The Jerusalem Post

PwC: Israeli exits up 110% in 2017

- • By NATI YEFET

After a steep drop in all the exit indices in 2016, PriceWater­houseCoope­rs Israel said that Israeli hi-tech exits more than doubled to $7.44 billion in 2017 from $3.5b. a year earlier.

The figures exclude the acquisitio­ns of Mobileye and NeuroDerm, which already were reported as exits in 2014 when they held their IPOs and would have increased the value of exits in 2017 to $23.8b. The report also excluded exits of less than $5 million.

Computing and software for corporatio­ns, including cyber technologi­es accounted for 48% of the number of exits in the report; life sciences companies 23%; Internet companies 12%; and communicat­ions companies 9%. Exits as a whole averaged $106m. The number and value of IPOs also recovered in 2017. Eleven Israeli hi-tech companies held initial public offerings on various stock exchanges in Israel, the US, Sweden, the UK and Australia, raising an aggregate $414m. at an aggregate company value of $1.5b. That’s a substantia­l increase over 2016, when only two companies held IPOs, raising $44m. In 2015, on the other hand, there were eight IPOS in which a total of $3.5b. was raised.

The biggest IPO this year was by ForeScout, which raised $116m. on Nasdaq in October at a company value of $814m.

“We expect this trend to continue in 2018, because the number of IPOs by technology companies will increase, including medical companies,” PwC Israel wrote in a report.

“Furthermor­e, in our opinion, new markets, such as the stock exchange in Canada and various Far Eastern markets, such as Hong Kong and Singapore, will also be an attractive option for an IPO.”

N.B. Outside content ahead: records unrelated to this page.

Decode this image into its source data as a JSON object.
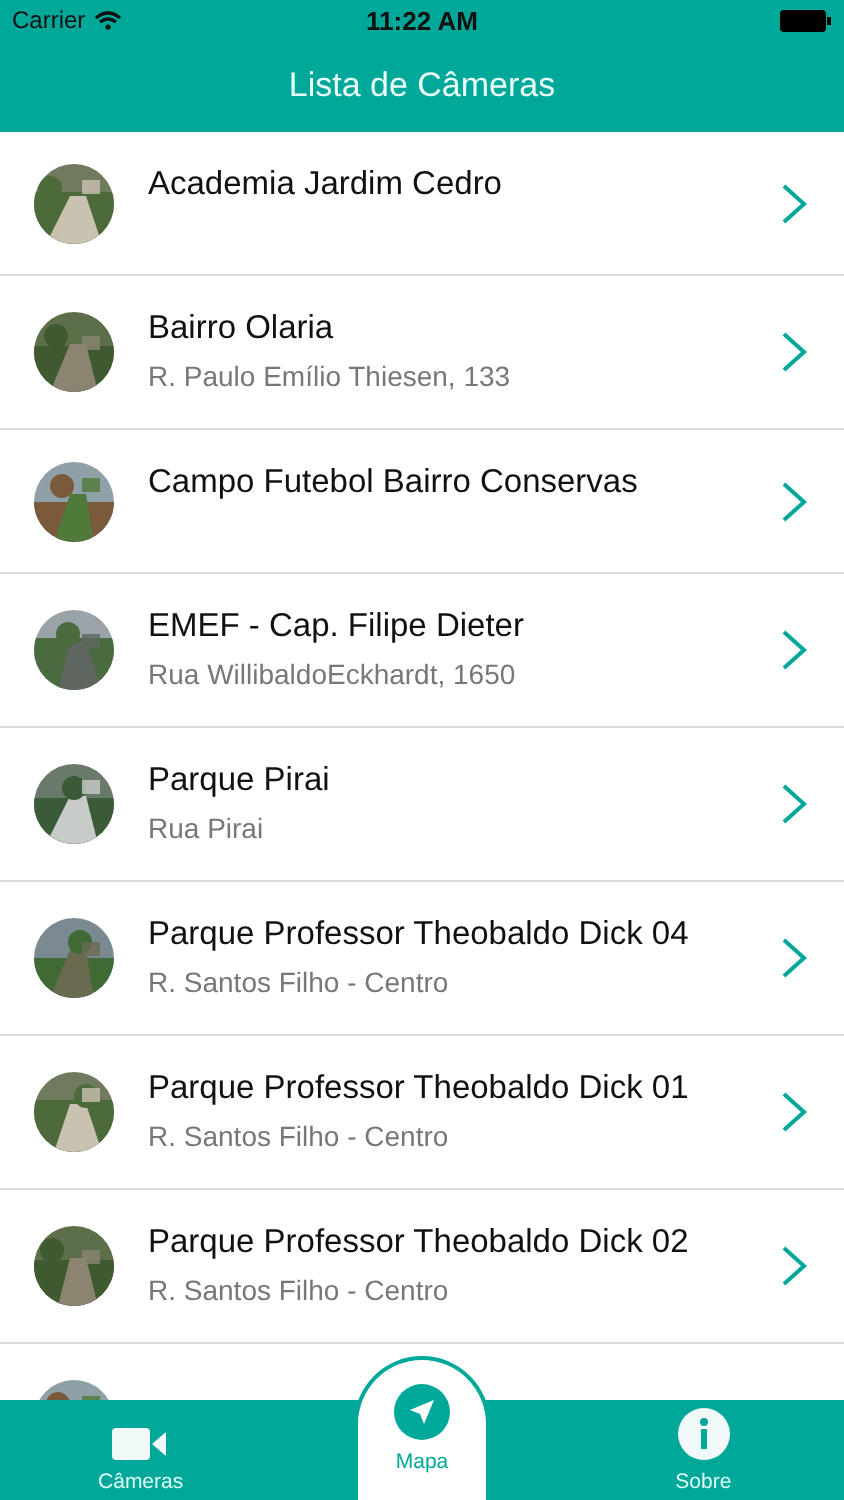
{
  "status_bar": {
    "carrier": "Carrier",
    "time": "11:22 AM"
  },
  "nav_bar": {
    "title": "Lista de Câmeras"
  },
  "cameras": [
    {
      "title": "Academia Jardim Cedro"
    },
    {
      "title": "Bairro Olaria",
      "subtitle": "R. Paulo Emílio Thiesen, 133"
    },
    {
      "title": "Campo Futebol Bairro Conservas"
    },
    {
      "title": "EMEF - Cap. Filipe Dieter",
      "subtitle": "Rua WillibaldoEckhardt, 1650"
    },
    {
      "title": "Parque Pirai",
      "subtitle": "Rua Pirai"
    },
    {
      "title": "Parque Professor Theobaldo Dick 04",
      "subtitle": "R. Santos Filho - Centro"
    },
    {
      "title": "Parque Professor Theobaldo Dick 01",
      "subtitle": "R. Santos Filho - Centro"
    },
    {
      "title": "Parque Professor Theobaldo Dick 02",
      "subtitle": "R. Santos Filho - Centro"
    },
    {
      "kind": "picture"
    }
  ],
  "tab_bar": [
    {
      "kind": "camera",
      "label": "Câmeras",
      "selected": false
    },
    {
      "kind": "map",
      "label": "Mapa",
      "selected": true
    },
    {
      "kind": "info",
      "label": "Sobre",
      "selected": false
    }
  ]
}
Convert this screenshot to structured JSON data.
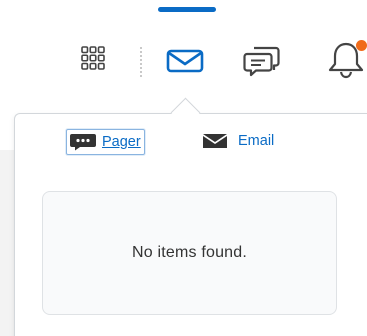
{
  "navbar": {
    "icons": [
      {
        "name": "apps-waffle-icon"
      },
      {
        "name": "mail-icon",
        "active": true
      },
      {
        "name": "chat-icon"
      },
      {
        "name": "bell-icon",
        "has_notification": true
      }
    ],
    "accent_color": "#0a6bc5",
    "notification_color": "#f06b1a"
  },
  "dropdown": {
    "tabs": [
      {
        "label": "Pager",
        "icon": "chat-bubble-icon",
        "selected": true
      },
      {
        "label": "Email",
        "icon": "envelope-icon",
        "selected": false
      }
    ],
    "empty_message": "No items found."
  }
}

The first half of the year was a direct continuati­on of 2016, which had seen a steep drop in all the exit indices compared with 2015, with only $1.9b. in deals. In the second half, however, deals totaled $5.5b.

“Strong forces affected the local market at the beginning of the year, including Chinese government­al restrictio­ns on investment­s by Chinese outside of China, the anticipate­d reform in the US tax regime, and possibly also the fact that following their substantia­l acquisitio­ns in recent years, the buyers needed a reasonable time to digest them before going back for more,” PwC wrote.

“On the other hand, the amount of available money in global markets and an interest rate that is still negligible, even after several minor revisions, served as counter forces operating in the technology market’s favor. It appears that these forces had an effect, tipping the scales in the second half of 2017, with no fewer than 55 different buyers during the year compared with 48 in 2016.”

These explanatio­ns are only one element of the market trends, PwC Israel said, adding, that assessment with a higher resolution is required.

“The evolutiona­ry trend in the image of the Israeli entreprene­ur in recent years cannot be ignored. While it appeared in past years that the local entreprene­ur was looking for a quick sale, it appears that 2017 marks the developmen­t that occurred in local technology companies. The year featured a larger number of deals with an average volume per deal of $106m. (excluding Mobileye and NeuroDerm).

“There were 11 acquisitio­ns deals in 2017 with a value in excess of $250m., while no fewer than a third of the total number of deals had values of over $100m. (compared with 15% of all deals in 2016). Another interestin­g figure involves the proportion of local acquisitio­ns made by Israeli companies; there were 13 such acquisitio­ns in 2017. Companies such as Gett, Innovid, Playtika, Radware Ltd., and Top Ramdor Systems & Computers Co. (1990) Ltd. made acquisitio­ns for an aggregate price of over $400m., which unquestion­ably reflects the way they perceive themselves and, some will say, provides an indication of the future.”